Given a set of points \( (x_1,y_1), (x_2,y_2) \dots (x_n,y_n)\) we want to find a polynomial of degree \(n-1\) which passes through all of the given points.

We start by observing that:

\[P_j(x) = y_j\frac{ \prod_{i=1, i\ne j}^n (x-x_i)}{\prod_{i=1, i\ne j}^n (x_j-x_i)}\]
is a polynomial of degree \(n-1\) which is zero for all of the \(x_i\)'s except for \(i=j\) where it takes the value \(y_j\). This is by construction since the polynomial is set up to have roots \(x_i,\ i=1..j-1,j+1, ...n\), and to take the value \(y_j\) at \(x_j\)

Now consider the polynomial:
\[P(x)=\sum_{j=1}^n P_j(x)\]
This is of degree \(n-1\) and only the \(k\)-th term is non-zero at \(x_k\) where it takes the value \(y_k\) and so \(P(x_k)=y_k\).
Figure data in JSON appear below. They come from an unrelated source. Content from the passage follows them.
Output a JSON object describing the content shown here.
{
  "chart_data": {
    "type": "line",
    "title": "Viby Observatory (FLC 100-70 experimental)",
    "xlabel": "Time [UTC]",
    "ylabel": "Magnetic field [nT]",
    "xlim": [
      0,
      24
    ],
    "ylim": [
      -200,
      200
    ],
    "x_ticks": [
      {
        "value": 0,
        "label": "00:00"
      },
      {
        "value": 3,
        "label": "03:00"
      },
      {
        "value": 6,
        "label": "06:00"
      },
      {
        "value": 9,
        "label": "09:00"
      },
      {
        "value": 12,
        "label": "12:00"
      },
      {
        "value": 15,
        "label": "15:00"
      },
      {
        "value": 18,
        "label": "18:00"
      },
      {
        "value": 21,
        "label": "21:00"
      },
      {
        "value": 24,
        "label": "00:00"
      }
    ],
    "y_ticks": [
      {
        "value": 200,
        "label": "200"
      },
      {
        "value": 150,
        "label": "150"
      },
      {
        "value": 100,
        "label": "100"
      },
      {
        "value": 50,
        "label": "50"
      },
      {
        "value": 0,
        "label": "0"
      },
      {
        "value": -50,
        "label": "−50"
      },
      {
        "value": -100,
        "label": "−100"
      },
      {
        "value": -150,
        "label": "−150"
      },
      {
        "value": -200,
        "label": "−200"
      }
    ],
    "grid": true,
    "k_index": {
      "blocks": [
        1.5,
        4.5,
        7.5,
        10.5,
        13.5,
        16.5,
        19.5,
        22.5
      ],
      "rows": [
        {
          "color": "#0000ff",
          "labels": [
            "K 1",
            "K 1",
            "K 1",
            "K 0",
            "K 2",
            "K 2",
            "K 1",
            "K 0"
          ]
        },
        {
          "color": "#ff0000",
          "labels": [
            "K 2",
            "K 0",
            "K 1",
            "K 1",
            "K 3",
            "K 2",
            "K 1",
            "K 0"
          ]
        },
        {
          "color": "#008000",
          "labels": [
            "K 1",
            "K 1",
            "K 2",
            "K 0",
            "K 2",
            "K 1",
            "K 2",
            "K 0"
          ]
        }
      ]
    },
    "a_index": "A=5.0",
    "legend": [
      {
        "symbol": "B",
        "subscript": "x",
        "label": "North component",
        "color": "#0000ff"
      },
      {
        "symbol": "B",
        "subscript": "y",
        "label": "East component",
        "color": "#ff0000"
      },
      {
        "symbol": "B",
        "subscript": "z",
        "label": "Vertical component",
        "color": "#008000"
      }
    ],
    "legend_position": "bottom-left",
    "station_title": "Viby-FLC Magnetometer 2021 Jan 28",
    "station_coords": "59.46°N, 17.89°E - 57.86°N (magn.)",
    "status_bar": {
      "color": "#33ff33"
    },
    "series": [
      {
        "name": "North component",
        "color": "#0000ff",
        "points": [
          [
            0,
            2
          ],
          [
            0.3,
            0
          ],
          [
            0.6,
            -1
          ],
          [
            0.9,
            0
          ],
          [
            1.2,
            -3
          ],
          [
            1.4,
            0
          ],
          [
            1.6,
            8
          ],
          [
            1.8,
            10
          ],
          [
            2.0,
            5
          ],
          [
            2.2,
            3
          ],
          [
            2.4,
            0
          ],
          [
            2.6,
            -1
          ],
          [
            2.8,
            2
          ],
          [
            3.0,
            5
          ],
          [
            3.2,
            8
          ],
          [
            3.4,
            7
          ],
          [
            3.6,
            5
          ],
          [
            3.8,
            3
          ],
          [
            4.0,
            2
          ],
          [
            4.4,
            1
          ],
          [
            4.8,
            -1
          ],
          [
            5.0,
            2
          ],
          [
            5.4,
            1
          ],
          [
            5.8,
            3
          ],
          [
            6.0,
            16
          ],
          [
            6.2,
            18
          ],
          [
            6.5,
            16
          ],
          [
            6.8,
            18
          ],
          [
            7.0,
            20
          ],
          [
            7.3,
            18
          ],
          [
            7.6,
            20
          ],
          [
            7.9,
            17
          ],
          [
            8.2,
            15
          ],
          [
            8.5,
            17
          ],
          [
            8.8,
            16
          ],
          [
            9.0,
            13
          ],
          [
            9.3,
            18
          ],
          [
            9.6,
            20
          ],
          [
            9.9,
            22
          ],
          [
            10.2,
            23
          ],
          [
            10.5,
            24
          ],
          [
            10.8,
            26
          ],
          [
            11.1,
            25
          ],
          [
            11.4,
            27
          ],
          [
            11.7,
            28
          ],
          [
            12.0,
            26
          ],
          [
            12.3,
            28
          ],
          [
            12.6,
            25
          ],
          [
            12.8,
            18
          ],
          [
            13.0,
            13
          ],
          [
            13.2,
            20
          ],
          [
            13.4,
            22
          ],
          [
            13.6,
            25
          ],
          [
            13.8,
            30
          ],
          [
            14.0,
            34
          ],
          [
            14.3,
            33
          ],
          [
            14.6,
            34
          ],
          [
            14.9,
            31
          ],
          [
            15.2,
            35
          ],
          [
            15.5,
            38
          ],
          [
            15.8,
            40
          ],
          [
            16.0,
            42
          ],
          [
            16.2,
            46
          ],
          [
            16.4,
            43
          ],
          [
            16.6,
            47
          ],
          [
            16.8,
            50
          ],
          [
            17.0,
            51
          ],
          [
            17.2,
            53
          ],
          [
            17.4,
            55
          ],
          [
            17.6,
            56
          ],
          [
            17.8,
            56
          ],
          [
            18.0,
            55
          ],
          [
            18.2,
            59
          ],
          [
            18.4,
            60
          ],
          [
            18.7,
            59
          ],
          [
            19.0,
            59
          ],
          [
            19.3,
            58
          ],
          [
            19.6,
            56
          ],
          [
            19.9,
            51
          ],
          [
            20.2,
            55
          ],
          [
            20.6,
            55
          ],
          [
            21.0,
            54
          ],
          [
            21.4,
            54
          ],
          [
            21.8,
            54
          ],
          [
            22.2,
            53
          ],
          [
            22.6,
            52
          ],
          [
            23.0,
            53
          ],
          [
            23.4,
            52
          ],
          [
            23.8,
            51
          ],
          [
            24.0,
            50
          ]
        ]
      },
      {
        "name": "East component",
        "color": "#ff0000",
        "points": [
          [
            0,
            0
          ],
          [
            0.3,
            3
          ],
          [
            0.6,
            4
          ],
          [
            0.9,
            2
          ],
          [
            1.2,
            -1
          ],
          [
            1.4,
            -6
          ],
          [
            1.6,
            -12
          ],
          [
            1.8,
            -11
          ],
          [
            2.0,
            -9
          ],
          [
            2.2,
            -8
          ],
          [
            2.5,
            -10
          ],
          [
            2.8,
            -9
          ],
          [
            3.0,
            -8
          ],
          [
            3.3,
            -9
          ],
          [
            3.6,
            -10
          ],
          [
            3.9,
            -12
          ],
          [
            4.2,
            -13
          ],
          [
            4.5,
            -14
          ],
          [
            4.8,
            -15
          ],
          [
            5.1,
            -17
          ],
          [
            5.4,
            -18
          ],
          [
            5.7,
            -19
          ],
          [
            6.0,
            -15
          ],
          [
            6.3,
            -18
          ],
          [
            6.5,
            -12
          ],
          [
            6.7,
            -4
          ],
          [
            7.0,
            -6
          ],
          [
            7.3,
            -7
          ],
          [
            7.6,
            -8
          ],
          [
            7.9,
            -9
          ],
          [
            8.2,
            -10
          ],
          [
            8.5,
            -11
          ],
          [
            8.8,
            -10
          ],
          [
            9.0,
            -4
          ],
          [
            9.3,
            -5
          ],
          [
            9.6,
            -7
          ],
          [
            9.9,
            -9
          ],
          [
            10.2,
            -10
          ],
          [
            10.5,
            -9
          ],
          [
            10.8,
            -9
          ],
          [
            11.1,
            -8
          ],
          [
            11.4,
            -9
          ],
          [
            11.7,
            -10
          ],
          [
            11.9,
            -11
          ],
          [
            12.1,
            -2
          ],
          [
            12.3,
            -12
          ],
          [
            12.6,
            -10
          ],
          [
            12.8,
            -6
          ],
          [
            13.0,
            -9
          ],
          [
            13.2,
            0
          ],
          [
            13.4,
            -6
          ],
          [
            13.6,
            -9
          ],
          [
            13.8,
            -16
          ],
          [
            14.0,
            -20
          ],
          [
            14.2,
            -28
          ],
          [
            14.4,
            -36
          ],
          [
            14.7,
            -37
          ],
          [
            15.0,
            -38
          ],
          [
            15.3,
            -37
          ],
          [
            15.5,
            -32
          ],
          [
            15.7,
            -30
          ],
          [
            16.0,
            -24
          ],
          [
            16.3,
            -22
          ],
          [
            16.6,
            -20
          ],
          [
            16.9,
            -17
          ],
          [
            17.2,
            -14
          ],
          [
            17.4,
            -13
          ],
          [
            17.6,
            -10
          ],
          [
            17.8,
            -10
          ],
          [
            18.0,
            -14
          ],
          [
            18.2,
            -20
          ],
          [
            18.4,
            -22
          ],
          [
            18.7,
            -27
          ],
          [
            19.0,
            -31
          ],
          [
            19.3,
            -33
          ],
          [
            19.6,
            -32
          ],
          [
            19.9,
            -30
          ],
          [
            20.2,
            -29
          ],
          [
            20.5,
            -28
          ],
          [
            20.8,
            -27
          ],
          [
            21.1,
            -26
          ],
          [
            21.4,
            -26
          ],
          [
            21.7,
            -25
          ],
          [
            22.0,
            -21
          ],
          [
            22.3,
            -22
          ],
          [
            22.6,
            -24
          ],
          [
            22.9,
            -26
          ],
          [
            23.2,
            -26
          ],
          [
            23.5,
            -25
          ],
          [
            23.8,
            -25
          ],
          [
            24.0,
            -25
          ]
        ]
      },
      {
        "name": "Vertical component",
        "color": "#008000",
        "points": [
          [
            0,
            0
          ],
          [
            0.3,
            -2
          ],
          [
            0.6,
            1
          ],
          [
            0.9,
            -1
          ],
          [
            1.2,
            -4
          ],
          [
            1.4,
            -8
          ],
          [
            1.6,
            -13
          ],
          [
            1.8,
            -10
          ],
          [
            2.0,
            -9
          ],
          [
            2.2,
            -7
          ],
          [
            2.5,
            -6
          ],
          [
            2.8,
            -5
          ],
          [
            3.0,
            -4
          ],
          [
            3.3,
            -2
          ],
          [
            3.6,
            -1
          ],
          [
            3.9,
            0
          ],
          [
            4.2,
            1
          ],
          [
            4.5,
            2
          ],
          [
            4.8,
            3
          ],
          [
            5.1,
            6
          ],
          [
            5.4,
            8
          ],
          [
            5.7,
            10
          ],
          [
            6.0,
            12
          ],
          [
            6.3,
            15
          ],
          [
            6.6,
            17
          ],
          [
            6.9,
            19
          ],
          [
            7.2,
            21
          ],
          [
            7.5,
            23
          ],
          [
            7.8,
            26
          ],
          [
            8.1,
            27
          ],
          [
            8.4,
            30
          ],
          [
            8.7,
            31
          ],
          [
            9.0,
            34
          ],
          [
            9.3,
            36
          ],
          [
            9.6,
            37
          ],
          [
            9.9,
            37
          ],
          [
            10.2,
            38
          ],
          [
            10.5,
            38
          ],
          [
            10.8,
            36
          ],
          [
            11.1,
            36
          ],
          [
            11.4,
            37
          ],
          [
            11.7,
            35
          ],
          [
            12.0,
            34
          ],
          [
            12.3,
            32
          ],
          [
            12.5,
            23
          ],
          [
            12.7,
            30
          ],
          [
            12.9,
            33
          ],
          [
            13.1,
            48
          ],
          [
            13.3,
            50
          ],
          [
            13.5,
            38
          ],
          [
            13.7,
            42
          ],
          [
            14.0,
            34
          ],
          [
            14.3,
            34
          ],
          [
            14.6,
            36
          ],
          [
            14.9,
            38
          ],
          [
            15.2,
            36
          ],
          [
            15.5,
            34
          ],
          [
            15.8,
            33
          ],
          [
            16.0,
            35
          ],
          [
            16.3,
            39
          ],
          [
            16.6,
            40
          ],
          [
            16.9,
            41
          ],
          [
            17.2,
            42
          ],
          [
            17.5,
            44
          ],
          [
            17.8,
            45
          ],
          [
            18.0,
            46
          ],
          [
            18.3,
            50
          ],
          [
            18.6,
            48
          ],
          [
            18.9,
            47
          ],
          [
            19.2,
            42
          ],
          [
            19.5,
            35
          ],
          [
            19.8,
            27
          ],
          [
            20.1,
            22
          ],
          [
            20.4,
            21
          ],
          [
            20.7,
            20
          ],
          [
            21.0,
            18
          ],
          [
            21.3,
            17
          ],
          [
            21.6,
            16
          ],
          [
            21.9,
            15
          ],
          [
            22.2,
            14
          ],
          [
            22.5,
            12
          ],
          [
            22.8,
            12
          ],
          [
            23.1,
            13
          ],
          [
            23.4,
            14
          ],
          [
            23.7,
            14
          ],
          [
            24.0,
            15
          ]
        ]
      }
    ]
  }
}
Hence \(P(x)\) is a polynomial of degree \(n-1\) which passes through all the points in our given set.

Example:
Take the points: \( (1,2), (2,1), (4,3), (7,5) \), then our polynomials are:
\[ \begin{aligned} P_1(x)&=-\frac{(x-2)(x-4)(x-7)}{9}\\ P_2(x)&=\phantom{-}\frac{(x-1)(x-4)(x-7)}{10}\\P_3(x)&=-\frac{(x-1)(x-2)(x-7)}{6}\\P_4(x)&=\phantom{-}\frac{(x-1)(x-2)(x-4)}{18}\end{aligned}\]
Then combining these and simplifying:
\[P(x)=P_1(x)+P_2(x)+P_3(x)+P_4(x) =-\frac{11x^3-137x^2+424x-478}{90}\]